AB'nin Türkiye'ye karşı adil olması gerektiğini belirten Çavuşoğlu, "Dünyada kabul edilmiş hiçbir terör tanımı yokken terörün her türlüsüyle mücadele eden Türkiye'ye illa 'bu tanımı şimdi yapmak zorundasın' demek gerçekçi bir talep değildir. Türkiye'nin bu kadar önemli adımlar atıp samimiyet ve kararlılığını gösterdikten sonra emrivaki şekilde Türkiye'ye böyle muamele etmek gerçekçi değildir. Anlaşırız, uygularız, herkes sözünde durmalı aksi takdirde bu bir tehdit veya blöf değil biz de imzaladığımız anlaşmalarda, geri kabul de dahil bir kenara koyarız siz sözünüzde durmazsanız." dedi.

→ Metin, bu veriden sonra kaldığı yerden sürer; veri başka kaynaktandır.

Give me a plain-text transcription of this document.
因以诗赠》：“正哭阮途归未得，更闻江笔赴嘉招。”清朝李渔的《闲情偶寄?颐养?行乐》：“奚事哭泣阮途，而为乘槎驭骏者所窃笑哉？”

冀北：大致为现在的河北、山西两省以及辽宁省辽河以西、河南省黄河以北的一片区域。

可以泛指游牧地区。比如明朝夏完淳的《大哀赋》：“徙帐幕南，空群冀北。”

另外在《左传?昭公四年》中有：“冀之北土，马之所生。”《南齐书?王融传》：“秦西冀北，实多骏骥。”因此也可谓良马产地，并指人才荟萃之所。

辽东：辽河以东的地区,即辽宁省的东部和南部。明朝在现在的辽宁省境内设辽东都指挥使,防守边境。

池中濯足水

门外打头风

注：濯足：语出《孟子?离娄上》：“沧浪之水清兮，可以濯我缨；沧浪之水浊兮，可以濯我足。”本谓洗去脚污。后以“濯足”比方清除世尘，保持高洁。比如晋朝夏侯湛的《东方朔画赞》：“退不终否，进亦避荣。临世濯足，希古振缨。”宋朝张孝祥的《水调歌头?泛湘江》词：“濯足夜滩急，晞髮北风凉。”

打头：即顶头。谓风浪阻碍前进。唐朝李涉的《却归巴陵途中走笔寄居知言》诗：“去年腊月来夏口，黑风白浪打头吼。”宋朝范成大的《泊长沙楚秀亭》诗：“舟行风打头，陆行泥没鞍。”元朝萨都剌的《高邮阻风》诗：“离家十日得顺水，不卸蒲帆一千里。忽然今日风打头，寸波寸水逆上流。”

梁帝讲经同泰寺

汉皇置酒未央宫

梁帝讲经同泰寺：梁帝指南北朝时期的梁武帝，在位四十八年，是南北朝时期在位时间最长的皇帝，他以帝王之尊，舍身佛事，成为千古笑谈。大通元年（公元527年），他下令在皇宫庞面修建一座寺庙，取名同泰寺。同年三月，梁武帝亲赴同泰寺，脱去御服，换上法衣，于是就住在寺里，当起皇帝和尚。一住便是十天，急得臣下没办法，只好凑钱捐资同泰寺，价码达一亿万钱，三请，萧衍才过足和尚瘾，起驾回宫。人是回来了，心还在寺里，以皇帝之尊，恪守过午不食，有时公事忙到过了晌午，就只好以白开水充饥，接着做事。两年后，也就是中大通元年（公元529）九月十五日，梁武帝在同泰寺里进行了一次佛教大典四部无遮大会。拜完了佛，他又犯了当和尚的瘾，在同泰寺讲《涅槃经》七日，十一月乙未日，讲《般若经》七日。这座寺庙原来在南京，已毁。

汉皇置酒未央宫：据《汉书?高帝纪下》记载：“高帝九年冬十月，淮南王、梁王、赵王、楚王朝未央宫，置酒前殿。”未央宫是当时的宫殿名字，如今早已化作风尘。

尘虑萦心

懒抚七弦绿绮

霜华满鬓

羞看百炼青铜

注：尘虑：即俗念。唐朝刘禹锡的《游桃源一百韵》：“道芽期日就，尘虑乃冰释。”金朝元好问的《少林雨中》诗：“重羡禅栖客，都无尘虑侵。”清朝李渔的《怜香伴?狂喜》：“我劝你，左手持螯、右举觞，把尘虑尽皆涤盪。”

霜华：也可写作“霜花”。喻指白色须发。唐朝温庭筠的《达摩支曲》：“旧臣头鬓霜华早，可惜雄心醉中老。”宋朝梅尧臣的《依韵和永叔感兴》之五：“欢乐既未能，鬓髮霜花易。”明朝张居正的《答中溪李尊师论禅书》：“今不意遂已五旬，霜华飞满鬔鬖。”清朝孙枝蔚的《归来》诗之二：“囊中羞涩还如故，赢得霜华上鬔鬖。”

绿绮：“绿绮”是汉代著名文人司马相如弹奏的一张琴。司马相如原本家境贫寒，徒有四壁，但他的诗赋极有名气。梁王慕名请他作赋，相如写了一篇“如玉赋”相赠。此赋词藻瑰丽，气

Çavuşoğlu, Türkiye ile Ukrayna arasında, vatandaşların seyahatlerinde vizesiz kalış süresinin karşılıklı 90 güne çıkarılması konusunda prensipte anlaşmaya varıldığını da hatırlatarak, amaçlarının turizmi desteklemek olduğunu sözlerine ekledi.